A DONIS STEPPED OUT of the shower and shook his head, pushing his fingers through the drenched strands of his dripping ebony hair. A quick glance in the steamed-up mirror told him it was time for a trim—the waves were damply curling on his neck in a way he found irritating.

Quickly drying off, he had pulled on a pair of boxers and was reaching for his razor when his phone rang. He saw the caller ID and picked it up, a half-smile curving his mobile, sensually sculpted lips.

‘Thought you didn’t get up before noon on vacation, Jack.’

‘It’s hard work to maintain the illusion I’m an entitled hedonist.’ His friend’s languid response, accompanied by an exaggerated yawn from the workaholic lawyer, drew an ironic grin from Adonis. ‘I thought as your best friend, possibly only friend—’

‘Thanks for that,’ came the dry interruption.

‘It takes a very determined person to get past your iron ring of security, and of course your trust issues. Not everyone has an angle, you know.’

Adonis grunted, thinking, No, but most people do.

‘But back to the reason I called—it was of course to congratulate you? I’m kind of hurt that I am the last to know.’ There was an audible question mark in the light teasing response.

Adonis looped a towel around his neck and walked over to the glass wall of his penthouse apartment, rubbing a hand across the dark stubble on his jaw as he glanced from the numbers on the screen of the laptop set up on his desk to the iconic view of the city far below.

‘Last to know what?’ His dark brows twitched into a frown. Had someone leaked information on the deal he had spent the last month putting together?

‘About your marriage plans. Have you set a date yet?’

Adonis’s eyes narrowed.
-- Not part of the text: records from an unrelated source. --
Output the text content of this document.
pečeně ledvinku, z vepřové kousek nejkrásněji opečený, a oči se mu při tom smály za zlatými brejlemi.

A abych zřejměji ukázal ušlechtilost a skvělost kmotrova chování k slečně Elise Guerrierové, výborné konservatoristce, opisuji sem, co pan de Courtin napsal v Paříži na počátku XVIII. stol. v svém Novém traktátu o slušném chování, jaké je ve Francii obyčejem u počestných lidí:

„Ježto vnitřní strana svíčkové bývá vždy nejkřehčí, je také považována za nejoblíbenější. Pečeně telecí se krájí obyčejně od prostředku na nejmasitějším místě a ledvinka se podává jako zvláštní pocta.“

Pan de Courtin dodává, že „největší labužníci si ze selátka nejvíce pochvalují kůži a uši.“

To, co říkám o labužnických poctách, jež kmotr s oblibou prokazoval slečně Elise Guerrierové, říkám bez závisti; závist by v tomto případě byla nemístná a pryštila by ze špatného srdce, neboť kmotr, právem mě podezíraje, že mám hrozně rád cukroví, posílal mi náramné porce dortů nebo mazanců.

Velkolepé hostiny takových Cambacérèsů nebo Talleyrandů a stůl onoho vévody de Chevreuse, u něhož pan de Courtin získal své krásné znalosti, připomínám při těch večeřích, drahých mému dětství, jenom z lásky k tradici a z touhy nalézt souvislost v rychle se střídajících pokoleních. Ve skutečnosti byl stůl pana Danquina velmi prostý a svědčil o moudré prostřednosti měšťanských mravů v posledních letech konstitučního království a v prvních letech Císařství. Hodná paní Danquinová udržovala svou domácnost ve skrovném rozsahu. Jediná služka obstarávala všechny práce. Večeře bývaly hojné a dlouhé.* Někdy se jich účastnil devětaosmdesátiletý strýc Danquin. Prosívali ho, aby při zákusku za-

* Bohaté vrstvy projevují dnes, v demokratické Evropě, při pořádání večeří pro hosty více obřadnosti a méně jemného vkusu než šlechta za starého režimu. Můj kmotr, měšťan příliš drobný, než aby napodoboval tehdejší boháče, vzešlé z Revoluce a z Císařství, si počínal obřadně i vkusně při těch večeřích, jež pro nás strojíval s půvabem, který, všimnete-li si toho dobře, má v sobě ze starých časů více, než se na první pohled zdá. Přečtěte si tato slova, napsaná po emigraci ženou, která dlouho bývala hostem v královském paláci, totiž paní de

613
He was not very amused by the joke, particularly given the significance of the date.

Two years ago today he had been meant to be exchanging vows with his beautiful bride.

And Deb had been beautiful, he thought, an image of her face floating into his head along with a wave of genuine sadness. She’d had her whole life ahead of her. She’d had everything, including him.

An ironic, self-mocking smile tugged at the corners of his mobile lips. Beautiful Deb had taken him for a fool, a fact that he had not discovered until after her death when, along with the helicopter pilot, a third body had been found in the wreckage.

Identified as an older man, neither wealthy nor influential, a married man, and, it turned out, her long-standing lover.

This fact was not general knowledge, though how his grandfather had buried that little pearl he didn’t know.

He must have pulled in one hell of a lot of favours, which meant that the world didn’t know that Adonis was a fool. But he did.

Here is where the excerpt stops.